Kashmiri diaspora slams India raids on civil groups
Indian troops in Meej village, south of Srinagar, Jammu and Kashmir, Nov. 6, 2020. (AP Photo)


A major Kashmiri diaspora group has denounced recent raids by security forces on civil society groups in the Indian-administered Jammu and Kashmir.

The U.S.-based World Kashmir Awareness Forum (WKAF) said the raids by the National Investigation Agency (NIA) are "politically motivated" and "seek to further muzzle Kashmiri voices."

The agency last week carried out a series of raids on well-known human rights activists, journalists, educational and humanitarian aid organizations in the disputed Kashmir, as well as India's capital New Delhi.

"We condemn the Indian government's continued Hindutva fascist assault on the disputed region of Jammu and Kashmir.
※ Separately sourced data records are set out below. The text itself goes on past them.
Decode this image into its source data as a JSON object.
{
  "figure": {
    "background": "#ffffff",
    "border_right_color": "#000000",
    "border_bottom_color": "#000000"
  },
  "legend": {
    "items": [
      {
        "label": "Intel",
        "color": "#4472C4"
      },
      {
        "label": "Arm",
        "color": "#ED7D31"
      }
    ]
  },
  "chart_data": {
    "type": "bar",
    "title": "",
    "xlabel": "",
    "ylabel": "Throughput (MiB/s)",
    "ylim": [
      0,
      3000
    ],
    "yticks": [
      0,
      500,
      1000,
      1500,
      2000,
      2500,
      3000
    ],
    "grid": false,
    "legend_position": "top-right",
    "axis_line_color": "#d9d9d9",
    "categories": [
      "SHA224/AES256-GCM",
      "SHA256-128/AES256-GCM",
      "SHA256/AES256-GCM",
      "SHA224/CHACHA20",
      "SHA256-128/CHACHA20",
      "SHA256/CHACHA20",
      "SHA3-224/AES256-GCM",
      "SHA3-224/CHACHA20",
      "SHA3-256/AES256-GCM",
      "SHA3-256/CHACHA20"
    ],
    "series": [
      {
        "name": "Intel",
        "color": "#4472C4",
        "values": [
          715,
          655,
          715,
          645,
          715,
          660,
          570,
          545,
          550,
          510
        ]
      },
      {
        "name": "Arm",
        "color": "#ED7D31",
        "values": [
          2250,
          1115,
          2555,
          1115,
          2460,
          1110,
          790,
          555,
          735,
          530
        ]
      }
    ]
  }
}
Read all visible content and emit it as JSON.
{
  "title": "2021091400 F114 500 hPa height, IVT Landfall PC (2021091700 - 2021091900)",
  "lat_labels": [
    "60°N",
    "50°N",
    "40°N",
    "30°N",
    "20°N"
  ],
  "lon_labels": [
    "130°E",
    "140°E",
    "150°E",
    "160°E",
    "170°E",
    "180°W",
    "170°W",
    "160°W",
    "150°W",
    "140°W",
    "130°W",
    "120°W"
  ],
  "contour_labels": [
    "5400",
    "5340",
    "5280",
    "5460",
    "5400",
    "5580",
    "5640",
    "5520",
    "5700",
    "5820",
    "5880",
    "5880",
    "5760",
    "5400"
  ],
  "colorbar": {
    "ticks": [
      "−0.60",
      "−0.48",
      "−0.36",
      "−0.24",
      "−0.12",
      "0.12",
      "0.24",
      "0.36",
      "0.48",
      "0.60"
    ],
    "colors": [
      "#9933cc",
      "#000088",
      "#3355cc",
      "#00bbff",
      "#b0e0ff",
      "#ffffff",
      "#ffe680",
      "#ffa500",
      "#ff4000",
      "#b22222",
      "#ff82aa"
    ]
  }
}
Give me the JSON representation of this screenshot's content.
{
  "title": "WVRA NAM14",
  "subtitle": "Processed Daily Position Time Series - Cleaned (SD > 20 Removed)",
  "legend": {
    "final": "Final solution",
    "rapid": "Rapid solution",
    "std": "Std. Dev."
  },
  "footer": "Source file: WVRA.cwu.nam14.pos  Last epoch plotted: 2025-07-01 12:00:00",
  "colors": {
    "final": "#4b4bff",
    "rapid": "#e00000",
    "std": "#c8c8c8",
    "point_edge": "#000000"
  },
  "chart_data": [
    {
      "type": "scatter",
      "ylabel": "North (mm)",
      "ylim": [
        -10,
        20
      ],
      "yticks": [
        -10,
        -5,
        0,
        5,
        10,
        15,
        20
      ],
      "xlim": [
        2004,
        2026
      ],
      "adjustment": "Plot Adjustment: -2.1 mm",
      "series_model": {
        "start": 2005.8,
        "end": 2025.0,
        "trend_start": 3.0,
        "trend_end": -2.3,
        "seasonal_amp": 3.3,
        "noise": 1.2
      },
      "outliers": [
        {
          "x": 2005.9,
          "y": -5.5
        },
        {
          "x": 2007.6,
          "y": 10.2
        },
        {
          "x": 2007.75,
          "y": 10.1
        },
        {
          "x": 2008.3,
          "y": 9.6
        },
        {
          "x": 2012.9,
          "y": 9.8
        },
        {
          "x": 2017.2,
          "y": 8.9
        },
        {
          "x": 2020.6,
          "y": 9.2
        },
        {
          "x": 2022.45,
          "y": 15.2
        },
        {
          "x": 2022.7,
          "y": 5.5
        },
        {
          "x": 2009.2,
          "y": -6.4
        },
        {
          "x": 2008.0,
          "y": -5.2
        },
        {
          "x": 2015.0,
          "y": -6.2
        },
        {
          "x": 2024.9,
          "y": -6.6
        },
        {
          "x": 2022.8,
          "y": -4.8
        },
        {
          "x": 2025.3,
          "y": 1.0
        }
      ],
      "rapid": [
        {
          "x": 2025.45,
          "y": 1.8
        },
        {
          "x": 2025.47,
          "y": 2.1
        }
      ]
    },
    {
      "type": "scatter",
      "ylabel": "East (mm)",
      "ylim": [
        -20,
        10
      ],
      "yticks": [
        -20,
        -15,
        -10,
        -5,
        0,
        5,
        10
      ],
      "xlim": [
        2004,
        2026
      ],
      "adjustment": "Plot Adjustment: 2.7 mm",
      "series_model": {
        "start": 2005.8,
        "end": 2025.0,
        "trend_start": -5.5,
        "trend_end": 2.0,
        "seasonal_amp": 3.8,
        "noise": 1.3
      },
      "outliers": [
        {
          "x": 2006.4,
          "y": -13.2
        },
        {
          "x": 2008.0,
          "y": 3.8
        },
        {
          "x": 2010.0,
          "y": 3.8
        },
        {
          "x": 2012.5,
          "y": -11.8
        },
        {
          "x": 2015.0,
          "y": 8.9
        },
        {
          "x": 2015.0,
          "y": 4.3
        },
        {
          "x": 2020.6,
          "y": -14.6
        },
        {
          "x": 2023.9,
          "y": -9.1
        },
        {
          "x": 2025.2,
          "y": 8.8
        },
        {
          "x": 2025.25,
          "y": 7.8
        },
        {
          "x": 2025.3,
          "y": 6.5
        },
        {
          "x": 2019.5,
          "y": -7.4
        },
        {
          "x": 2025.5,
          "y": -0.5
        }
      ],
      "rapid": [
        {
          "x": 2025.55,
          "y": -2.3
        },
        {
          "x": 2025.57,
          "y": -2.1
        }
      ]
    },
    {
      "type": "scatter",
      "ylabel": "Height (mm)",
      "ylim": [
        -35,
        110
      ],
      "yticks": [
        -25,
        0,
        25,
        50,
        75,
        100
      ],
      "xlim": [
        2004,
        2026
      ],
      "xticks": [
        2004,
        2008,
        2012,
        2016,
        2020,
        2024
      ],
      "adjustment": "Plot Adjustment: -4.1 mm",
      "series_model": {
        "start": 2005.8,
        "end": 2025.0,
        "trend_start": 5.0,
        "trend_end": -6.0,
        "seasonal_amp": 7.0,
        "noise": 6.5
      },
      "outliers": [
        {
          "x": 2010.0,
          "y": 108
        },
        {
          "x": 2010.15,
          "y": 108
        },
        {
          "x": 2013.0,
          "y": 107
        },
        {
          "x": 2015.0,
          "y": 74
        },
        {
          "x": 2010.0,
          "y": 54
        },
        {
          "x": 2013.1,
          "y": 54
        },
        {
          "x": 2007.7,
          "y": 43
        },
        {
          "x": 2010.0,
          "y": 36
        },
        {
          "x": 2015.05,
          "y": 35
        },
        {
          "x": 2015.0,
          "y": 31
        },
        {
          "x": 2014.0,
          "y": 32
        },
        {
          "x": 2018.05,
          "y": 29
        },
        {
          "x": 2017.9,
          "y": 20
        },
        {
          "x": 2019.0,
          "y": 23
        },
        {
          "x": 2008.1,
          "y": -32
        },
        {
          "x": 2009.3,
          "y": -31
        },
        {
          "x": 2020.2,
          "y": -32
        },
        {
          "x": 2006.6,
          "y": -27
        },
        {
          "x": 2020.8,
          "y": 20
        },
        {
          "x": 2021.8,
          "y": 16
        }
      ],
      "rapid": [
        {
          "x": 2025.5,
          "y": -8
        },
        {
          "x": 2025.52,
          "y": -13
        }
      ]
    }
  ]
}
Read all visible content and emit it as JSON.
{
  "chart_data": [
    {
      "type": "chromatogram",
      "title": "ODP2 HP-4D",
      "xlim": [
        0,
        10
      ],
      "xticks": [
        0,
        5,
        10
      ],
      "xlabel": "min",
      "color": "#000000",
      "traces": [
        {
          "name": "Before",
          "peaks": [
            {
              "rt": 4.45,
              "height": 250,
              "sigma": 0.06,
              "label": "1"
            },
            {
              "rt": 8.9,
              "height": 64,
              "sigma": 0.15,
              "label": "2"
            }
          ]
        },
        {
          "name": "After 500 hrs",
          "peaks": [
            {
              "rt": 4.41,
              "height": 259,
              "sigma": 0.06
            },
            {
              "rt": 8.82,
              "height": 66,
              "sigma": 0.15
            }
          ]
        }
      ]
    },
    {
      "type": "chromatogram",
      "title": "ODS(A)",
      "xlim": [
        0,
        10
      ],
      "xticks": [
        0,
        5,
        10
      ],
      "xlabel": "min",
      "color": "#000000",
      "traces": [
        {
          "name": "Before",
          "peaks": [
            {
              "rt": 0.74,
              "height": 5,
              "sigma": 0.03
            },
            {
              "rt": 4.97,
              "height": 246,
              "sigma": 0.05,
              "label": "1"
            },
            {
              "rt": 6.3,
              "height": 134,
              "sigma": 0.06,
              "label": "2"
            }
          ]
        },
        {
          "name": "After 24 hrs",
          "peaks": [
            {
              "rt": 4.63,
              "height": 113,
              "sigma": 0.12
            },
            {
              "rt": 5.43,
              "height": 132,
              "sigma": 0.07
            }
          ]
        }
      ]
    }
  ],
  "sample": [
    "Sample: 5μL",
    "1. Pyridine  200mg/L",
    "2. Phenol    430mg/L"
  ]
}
The Modi government seems to be bent on suppressing the voices of Kashmiris and anyone else who raises a finger against its settler-colonial agenda and blatant human rights abuses in the region," said the WKAF statement.

Several rights groups, including Amnesty International, urged India to halt the raids, which the NIA has said were conducted "based on credible information that the organizations have been using funding from India and abroad for secessionist and terrorist activities in J&K (Jammu and Kashmir)."

"The Indian state's new repressive measures may bring temporary silence among Kashmir's besieged population and their supporters, but it will never buy their allegiance to India. Prolonging the settlement of the Kashmir dispute will bring peace neither to India nor to South Asia, and will prolong the unnecessary suffering of thousands of innocent civilians," said the WKAF.